ÉPOCA – Esse resultado terá algum impacto na situação política da região?
Bonilla –
Sim, claro. O que temos nesse momento em toda a região é um um cenário de maior heterogeneidade. O presidente Morales era um dos líderes de maior prestígio da esquerda latino-americana e sul-americana e esse é um golpe político que se refletirá internacionalmente. No entanto, a agenda de entidades como a Unasul ou a Celac sempre se constrói por consenso. De maneira que o peso do voto de um presidente é muito relativo porque os temas de interesse coletivo multilateral na América do Sul requerem unanimidade. Obviamente há algum tipo de impacto, mas na prática isso não será notado.

ÉPOCA – Em alguns países da América do Sul, as instituições democráticas parecem mais fortes que em outros. Por que isso acontece?
Bonilla –
Eu não estou seguro de integrar a Argentina nas democracias que tem debilidade institucional. Desde a substituição do presidente De La Rua, há estabilidade. O que acontece é que a política argentina tem uma retórica muito forte. Mas se alguém observa a fortaleza das instituições, não houve nenhuma grande erosão. Há um debate intenso entre os atores políticos, mas não há perigo de golpe de Estado ou nada do estilo. Não há sequer conflito entre os poderes Executivo, Legislativo e Judiciário. Não colocaria a Argentina nesse grupo. Temos democracias estáveis de larga data em vários países da região, com grandes conflitos. Esse é o caso da Colômbia. Se crermos que a América Latina é maior que a América do Sul, temos democracias muito estáveis, como a da Costa Rica que tem sido muito estável. Ela é provavelmente a mais estável no continente em termos históricos, assim como a do Uruguai. Eu acho que, em termos gerais, as crises política e econômica afetam muitos poucos países. Dentro da América do Sul, o caso mais dramático é o da Venezuela. Mas não encontro outro na região nessa situação. Na Bolívia, acabamos de ter um referendo para resolver um problema constitucional importante. P povo votou e foi resolvido o problema. E não tivemos cenários dramáticos em outros países nos últimos anos. Se compararmos a América Latina deste momento, da segunda década do século XXI, com a dos anos 1980 e 1990 do século XX, vamos perceber que a situação é bem melhor em termos de estabilidade institucional.

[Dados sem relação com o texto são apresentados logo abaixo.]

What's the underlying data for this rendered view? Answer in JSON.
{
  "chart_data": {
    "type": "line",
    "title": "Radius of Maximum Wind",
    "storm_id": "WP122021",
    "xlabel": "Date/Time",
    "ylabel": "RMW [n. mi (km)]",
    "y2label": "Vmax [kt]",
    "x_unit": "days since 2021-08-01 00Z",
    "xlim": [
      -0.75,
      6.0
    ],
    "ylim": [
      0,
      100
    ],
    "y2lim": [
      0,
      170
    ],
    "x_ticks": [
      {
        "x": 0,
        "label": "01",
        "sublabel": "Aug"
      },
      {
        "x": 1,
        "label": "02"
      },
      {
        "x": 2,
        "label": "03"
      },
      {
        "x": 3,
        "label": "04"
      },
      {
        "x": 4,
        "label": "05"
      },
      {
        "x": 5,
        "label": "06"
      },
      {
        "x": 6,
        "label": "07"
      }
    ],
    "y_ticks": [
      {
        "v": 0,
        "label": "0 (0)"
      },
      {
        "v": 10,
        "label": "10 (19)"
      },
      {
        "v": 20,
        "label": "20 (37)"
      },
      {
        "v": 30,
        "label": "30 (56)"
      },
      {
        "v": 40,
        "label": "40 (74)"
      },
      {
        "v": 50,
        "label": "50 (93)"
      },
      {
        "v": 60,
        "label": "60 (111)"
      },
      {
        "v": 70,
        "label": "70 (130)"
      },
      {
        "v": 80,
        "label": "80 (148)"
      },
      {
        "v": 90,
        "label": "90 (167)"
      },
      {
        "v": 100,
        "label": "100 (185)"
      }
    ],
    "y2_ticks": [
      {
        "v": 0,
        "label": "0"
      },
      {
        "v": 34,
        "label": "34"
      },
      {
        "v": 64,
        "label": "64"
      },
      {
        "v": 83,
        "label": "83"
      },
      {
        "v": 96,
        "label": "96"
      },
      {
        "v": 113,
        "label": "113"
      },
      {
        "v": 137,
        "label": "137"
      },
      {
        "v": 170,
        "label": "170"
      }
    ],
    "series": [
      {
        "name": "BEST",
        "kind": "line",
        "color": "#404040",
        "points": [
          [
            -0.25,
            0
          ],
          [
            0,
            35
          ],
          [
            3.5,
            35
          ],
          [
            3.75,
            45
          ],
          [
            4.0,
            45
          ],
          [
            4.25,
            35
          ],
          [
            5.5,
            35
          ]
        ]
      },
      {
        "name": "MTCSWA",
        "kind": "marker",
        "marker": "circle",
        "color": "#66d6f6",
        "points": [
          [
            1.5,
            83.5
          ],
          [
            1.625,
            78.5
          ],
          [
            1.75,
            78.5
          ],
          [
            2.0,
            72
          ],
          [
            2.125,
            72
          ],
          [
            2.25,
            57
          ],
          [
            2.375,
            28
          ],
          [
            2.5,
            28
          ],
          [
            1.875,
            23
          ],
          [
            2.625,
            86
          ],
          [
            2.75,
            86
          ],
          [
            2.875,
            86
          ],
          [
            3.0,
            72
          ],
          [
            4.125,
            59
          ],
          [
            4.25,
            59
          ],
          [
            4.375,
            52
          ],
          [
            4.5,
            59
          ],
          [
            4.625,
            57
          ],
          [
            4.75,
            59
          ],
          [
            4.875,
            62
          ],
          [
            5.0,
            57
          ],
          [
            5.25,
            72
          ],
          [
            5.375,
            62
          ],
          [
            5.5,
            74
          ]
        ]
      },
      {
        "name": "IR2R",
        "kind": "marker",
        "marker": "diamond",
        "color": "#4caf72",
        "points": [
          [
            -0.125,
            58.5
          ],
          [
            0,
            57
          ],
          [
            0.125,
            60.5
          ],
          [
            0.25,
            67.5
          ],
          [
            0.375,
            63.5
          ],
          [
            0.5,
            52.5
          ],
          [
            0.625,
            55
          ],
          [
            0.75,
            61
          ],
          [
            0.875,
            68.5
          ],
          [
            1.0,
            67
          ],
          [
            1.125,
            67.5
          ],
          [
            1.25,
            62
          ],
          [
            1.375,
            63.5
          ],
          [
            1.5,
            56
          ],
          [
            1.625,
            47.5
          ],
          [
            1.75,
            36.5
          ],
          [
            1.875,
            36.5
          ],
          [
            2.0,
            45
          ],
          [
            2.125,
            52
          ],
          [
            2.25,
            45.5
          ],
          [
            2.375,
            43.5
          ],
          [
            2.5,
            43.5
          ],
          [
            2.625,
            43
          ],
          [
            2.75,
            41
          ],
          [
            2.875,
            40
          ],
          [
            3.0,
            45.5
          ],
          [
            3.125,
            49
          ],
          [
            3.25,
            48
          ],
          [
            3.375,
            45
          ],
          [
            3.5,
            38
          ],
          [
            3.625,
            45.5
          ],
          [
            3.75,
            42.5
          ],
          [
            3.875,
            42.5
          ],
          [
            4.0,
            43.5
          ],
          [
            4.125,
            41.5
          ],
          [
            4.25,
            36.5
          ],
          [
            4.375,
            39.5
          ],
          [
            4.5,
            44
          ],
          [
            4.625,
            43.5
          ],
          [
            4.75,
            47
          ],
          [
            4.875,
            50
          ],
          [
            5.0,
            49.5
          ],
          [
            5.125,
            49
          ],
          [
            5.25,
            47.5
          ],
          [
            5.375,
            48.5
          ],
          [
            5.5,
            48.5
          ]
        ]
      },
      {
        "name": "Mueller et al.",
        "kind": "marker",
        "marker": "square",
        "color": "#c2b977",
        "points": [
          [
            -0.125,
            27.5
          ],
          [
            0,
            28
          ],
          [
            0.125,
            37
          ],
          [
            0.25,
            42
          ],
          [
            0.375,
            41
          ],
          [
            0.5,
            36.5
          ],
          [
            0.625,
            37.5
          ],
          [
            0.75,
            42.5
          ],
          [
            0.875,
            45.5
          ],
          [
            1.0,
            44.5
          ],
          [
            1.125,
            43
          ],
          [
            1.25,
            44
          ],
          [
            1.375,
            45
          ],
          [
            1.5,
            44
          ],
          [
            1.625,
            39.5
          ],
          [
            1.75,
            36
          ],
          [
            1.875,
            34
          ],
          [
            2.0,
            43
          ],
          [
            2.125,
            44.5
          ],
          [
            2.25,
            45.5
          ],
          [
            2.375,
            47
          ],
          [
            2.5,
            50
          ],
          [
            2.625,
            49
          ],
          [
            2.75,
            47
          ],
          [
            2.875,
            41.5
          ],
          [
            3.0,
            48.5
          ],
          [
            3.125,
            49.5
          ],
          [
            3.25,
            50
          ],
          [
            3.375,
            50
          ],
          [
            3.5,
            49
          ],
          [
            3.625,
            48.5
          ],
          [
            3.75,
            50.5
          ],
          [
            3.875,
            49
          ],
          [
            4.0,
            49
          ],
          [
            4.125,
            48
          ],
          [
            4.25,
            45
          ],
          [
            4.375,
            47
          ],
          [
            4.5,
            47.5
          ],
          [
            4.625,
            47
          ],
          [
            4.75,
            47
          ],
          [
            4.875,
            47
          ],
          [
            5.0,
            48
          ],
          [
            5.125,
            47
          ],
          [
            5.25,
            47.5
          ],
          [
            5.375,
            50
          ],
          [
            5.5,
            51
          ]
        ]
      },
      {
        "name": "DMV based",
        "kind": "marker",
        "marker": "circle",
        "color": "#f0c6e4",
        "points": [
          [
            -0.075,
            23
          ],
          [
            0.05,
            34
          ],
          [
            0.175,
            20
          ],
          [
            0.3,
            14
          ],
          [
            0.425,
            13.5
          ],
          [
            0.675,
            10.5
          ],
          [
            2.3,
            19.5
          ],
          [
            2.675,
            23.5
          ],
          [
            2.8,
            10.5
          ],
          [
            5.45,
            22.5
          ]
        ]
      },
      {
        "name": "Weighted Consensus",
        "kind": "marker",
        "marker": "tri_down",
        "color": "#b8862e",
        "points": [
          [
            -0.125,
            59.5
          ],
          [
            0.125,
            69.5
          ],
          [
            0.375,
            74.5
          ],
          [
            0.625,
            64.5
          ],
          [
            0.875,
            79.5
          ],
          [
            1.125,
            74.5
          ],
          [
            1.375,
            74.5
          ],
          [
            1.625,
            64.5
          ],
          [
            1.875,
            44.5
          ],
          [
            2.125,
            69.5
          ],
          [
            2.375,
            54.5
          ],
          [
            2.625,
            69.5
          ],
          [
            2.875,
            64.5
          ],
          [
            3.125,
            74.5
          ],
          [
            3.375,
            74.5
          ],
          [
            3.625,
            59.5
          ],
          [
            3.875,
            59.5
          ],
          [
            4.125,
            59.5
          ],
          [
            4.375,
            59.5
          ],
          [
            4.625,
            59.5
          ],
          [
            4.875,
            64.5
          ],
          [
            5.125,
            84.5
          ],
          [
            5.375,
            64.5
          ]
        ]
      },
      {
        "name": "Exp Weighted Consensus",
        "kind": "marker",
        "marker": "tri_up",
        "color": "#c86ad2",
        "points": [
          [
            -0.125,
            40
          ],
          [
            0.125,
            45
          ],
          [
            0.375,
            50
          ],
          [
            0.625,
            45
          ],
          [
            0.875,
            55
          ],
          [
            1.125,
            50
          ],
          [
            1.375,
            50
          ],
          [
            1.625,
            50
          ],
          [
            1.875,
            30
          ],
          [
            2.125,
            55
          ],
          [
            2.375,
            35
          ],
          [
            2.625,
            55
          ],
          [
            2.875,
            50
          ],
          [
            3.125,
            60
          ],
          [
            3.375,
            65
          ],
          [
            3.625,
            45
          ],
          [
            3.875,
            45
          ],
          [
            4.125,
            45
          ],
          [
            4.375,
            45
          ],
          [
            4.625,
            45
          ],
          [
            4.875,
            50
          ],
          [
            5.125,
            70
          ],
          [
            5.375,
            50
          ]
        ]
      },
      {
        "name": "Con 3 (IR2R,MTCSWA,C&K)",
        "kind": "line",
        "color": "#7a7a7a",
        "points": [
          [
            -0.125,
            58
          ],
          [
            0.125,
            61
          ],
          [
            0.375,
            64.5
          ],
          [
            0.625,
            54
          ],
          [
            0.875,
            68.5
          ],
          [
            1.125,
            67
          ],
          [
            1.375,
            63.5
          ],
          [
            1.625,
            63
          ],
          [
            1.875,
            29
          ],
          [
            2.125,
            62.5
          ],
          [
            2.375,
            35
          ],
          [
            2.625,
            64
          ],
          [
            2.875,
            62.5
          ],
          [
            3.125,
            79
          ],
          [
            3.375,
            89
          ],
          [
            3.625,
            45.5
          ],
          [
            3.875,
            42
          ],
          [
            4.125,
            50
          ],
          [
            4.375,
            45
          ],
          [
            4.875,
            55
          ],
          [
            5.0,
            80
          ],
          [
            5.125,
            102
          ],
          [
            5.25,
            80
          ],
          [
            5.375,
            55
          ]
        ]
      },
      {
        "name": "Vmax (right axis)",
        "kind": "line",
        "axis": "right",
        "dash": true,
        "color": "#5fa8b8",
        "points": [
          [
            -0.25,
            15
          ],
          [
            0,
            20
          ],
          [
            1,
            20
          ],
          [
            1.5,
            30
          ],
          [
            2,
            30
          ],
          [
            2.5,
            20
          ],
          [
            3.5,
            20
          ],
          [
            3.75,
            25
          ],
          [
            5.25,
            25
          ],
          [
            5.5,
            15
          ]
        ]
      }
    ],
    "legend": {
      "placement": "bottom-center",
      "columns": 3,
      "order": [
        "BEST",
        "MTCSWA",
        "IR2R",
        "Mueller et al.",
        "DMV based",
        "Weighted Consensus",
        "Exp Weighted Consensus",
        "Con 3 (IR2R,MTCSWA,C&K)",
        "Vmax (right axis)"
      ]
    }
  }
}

ÉPOCA – O resultado do referendo, seguido do anúncio do presidente Morales de que aceitava a decisão, são indicativos positivos do estado da democracia na Bolívia e na região?
Bonilla –
A aceitação do resultado por parte do presidente Morales expressa a vigência da institucionalidade boliviana e da democracia e seus instrumentos para dirimir a política, ainda que em contextos de alta polarização. Que um tema de importância suprema, como é o da reeleição, tenha sido resolvido em um referendo, com consulta ao povo, envia uma mensagem positiva para o conjunto da região.